Tempo de leitura: 10 minutos.

No outono de 2023, o mundo acordou com a existência de uma nova face da política irlandesa: uma extrema direita violenta. Em uma noite fria de novembro em Dublin, jovens aparentemente inspirados por inflamados apelos às armas on-line atacaram policiais que protegiam a cena de um crime em que, supostamente, um cidadão irlandês nascido no exterior havia esfaqueado crianças pequenas e um profissional de saúde (o caso está atualmente nos tribunais). Foi o pior tumulto da história moderna da Irlanda.

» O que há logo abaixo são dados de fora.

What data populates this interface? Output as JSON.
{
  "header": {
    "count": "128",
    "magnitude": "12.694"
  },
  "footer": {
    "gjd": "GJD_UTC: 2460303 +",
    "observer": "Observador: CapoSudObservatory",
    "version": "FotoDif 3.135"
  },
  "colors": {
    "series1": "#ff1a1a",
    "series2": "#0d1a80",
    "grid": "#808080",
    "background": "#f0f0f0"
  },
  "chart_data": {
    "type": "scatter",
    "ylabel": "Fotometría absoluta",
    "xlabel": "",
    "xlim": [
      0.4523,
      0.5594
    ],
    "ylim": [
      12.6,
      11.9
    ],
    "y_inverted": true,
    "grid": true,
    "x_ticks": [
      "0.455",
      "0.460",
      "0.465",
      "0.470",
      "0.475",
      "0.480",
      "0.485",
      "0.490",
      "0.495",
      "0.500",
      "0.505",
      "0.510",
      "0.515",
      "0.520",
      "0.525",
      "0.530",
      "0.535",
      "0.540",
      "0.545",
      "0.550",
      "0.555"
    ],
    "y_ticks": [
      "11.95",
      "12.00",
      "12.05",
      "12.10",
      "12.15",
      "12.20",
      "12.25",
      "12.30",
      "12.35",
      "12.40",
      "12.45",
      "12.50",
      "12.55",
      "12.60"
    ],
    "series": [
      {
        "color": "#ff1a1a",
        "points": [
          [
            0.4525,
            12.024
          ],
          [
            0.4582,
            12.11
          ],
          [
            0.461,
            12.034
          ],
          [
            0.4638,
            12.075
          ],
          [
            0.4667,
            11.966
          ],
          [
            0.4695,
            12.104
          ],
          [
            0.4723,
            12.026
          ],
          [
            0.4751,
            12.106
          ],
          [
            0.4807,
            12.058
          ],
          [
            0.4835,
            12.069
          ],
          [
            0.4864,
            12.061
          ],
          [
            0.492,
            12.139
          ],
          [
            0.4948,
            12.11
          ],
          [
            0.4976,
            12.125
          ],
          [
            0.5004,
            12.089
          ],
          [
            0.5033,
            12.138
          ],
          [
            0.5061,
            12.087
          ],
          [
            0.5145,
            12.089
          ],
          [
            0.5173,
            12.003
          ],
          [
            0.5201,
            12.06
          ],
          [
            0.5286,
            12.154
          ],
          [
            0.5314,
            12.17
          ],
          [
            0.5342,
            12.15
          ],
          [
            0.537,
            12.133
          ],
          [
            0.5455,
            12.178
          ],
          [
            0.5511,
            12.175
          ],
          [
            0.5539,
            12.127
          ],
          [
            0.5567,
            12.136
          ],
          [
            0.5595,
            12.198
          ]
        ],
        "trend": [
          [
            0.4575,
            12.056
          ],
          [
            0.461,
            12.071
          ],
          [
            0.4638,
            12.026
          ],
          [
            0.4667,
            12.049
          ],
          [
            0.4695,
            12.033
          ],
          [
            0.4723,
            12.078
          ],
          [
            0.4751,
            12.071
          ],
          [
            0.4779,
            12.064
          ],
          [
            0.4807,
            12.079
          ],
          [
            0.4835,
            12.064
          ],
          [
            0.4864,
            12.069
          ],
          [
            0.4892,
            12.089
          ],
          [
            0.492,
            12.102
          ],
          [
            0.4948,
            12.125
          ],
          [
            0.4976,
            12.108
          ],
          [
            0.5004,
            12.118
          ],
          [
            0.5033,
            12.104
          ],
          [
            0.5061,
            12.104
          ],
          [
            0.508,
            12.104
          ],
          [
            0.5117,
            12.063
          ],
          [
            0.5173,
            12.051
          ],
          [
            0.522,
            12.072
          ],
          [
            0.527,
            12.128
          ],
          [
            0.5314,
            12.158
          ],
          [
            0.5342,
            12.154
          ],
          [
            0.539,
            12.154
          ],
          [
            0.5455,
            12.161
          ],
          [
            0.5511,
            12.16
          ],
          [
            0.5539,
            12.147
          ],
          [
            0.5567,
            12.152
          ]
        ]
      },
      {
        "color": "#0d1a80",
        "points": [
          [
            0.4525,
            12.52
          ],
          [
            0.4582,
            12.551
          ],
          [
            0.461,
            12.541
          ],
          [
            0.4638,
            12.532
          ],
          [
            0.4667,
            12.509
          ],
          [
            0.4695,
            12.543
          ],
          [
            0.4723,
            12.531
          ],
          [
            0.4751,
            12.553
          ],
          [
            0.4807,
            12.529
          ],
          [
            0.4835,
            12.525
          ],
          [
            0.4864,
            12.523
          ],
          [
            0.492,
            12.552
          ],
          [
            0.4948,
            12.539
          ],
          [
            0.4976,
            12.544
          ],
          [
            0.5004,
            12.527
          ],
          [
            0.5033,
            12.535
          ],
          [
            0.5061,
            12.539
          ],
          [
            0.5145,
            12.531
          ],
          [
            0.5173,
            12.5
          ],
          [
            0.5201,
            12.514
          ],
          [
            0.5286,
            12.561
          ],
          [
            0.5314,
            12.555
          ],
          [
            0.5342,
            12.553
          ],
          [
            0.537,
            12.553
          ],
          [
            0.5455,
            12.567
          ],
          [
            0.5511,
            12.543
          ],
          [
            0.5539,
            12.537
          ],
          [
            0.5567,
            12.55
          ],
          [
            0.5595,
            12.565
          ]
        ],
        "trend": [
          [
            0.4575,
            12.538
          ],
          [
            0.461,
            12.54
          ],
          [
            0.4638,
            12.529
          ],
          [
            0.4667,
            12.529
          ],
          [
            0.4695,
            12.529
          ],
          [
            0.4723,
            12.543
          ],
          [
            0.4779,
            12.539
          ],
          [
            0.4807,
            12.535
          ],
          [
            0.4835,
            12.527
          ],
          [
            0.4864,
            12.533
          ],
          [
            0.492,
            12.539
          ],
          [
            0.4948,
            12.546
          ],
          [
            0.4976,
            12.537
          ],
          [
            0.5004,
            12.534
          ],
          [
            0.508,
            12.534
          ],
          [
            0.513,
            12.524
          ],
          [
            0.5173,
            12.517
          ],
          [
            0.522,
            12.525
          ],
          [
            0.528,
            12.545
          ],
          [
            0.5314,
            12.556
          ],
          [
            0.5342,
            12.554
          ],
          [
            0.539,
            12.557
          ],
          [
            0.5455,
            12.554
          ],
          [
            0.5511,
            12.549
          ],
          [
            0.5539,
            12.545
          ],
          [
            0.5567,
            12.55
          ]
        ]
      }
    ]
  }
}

Veículos da polícia, um bonde e um ônibus foram queimados. Lojas foram saqueadas por multidões de saqueadores. A desordem daquela noite e o nível de ódio demonstrado foram um choque para os líderes da Irlanda, para as pessoas comuns e para muitos dos que haviam se mudado recentemente para o país. Um ano depois, a extrema direita alterou o cenário político e, ainda assim, seus candidatos não conseguiram conquistar uma única cadeira nas eleições gerais do final de novembro. Será que ela vai se firmar mais na Irlanda, como aconteceu em outros países da Europa, ou vai se retirar para a periferia?

A extrema direita alterou o cenário político e, ainda assim, seus candidatos não conseguiram conquistar uma única cadeira nas eleições gerais.

Eu me deparei com as questões subjacentes a essa nova realidade política em dezembro passado, ao reportar um protesto do lado de fora de um pub desativado perto da enorme sede europeia do Google em Dublin. Os manifestantes disseram que estavam lá porque acreditavam que o pub seria usado para abrigar solicitantes de asilo em vez de famílias sem-teto, como alegavam as autoridades.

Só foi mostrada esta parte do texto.